Issız adaya düşseniz yanınıza alacağınız tek şey nedir?

TEMPO Travel dergisinin girişinde “Keşke Burada Olsam” isimli bir bölüm yer alıyor. Çift sayfaya açılmış bir fotoğrafa, kısa bir yazı açıklık getiriyor.

Fotoğraflar, görür görmez “keşke orada olsam” diyebileceğiniz, insanın bir görse bir daha aklından çıkaramayacağı yerlerde çekilmiş. Yazı da fotoğraftaki yerin neresi olduğunu ve oraya nasıl gidebileceğinizi açıklıyor.

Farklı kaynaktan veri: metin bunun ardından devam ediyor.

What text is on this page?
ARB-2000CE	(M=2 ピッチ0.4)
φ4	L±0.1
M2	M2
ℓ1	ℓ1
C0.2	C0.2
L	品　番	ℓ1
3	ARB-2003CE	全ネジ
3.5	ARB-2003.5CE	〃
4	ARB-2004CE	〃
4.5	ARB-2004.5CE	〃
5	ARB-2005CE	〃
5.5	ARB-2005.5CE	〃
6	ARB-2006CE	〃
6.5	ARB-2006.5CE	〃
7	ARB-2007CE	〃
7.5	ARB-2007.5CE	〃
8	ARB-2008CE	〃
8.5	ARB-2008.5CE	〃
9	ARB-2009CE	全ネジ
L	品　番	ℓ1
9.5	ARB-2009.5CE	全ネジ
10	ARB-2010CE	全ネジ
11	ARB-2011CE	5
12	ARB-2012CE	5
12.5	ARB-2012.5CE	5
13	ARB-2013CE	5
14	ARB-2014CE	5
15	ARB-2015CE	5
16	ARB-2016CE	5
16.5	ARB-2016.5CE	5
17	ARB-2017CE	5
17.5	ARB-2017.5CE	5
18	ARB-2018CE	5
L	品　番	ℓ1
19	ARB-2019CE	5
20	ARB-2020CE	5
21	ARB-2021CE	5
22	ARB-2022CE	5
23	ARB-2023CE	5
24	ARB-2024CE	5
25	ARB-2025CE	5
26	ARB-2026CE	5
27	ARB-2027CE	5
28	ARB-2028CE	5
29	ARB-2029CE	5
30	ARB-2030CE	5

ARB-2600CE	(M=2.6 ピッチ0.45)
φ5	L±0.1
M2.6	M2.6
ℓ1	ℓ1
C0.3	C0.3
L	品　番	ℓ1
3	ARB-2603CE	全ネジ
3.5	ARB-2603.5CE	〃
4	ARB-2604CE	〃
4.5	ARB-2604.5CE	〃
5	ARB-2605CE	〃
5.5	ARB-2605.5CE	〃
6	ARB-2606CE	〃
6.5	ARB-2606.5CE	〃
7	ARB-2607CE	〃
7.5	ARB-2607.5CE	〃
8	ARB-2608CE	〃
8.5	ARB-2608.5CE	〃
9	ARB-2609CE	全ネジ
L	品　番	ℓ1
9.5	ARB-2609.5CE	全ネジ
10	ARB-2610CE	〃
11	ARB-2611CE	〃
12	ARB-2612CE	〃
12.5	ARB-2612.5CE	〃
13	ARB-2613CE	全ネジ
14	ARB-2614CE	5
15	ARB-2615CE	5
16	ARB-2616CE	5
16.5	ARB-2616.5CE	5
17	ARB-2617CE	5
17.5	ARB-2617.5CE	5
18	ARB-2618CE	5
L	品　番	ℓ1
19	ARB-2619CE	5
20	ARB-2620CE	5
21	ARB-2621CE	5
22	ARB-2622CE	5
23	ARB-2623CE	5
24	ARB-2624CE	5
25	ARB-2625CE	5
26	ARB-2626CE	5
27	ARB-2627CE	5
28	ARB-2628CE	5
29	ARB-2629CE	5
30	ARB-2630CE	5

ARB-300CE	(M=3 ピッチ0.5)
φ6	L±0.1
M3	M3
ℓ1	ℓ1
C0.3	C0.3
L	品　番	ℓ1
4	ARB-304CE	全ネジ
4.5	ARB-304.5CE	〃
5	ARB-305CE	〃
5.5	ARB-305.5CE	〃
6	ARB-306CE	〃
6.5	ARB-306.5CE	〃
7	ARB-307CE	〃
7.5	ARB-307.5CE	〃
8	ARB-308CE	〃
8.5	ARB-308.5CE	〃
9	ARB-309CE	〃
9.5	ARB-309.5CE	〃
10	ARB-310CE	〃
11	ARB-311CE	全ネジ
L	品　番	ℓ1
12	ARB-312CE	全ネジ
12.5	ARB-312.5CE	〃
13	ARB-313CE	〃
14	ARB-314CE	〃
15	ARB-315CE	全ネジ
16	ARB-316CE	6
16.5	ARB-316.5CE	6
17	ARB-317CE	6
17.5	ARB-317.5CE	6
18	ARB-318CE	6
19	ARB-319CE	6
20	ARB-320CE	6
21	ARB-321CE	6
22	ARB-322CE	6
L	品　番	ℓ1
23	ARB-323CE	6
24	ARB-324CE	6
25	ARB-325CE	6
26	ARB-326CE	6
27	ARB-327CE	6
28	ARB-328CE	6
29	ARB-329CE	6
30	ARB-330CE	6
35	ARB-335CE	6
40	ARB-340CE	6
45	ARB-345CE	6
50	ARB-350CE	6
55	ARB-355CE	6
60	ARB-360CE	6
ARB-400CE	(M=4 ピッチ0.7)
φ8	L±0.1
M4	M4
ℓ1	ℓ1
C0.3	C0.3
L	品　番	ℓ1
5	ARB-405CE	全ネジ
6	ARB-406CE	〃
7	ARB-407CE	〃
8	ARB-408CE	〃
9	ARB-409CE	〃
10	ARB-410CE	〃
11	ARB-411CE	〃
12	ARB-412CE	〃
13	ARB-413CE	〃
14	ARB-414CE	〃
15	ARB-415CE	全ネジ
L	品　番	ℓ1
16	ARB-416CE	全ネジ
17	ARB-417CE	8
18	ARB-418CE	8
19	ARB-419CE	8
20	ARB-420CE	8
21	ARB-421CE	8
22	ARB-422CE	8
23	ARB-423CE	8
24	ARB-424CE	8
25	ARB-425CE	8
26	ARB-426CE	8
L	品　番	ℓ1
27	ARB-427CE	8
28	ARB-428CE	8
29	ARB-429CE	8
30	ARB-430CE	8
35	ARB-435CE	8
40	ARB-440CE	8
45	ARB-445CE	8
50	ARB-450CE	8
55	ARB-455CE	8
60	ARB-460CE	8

Gezmeyi seven birisi olarak İngiliz gezi dergilerini takip ederim. Özellikle de Conde Nast Traveller’in İngiltere edisyonunu. Türkiye’de de Tempo Travel’ı izlerim, bazen yazıyorum da.
Tempo Travel’ın yeni çıkan “İlkbahar” sayısının “Keşke Burada Olsam” bölümü Filipinler’de çekilmiş bir fotoğraf ile açılmış. Sık palmiyelerin çevrelediği beyaz bir kumsal, kristal bir deniz, kumsala yarı çekilmiş yerli balıkçıların kullandığı bir beyaz kano, kanonun üzerine yine beyaz bikinisiyle uzanmış Filipinli oldukça güzel bir genç kız, sarı havlusu ve hasır şapkası kenarda duruyor, bir dergi önünde açılmış, okuyor sanki.
Derginin editörü şöyle bir not yazmış bu fotoğrafa: “Bu fotoğraf ‘ıssız bir adaya düşseniz yanınıza alacağınız üç şey ne olurdu’ sorusunun cevabını kendiliğinden veriyor. Şapka, havlu ve dergi! Ne dün, ne yarın, ne gam, ne keder.”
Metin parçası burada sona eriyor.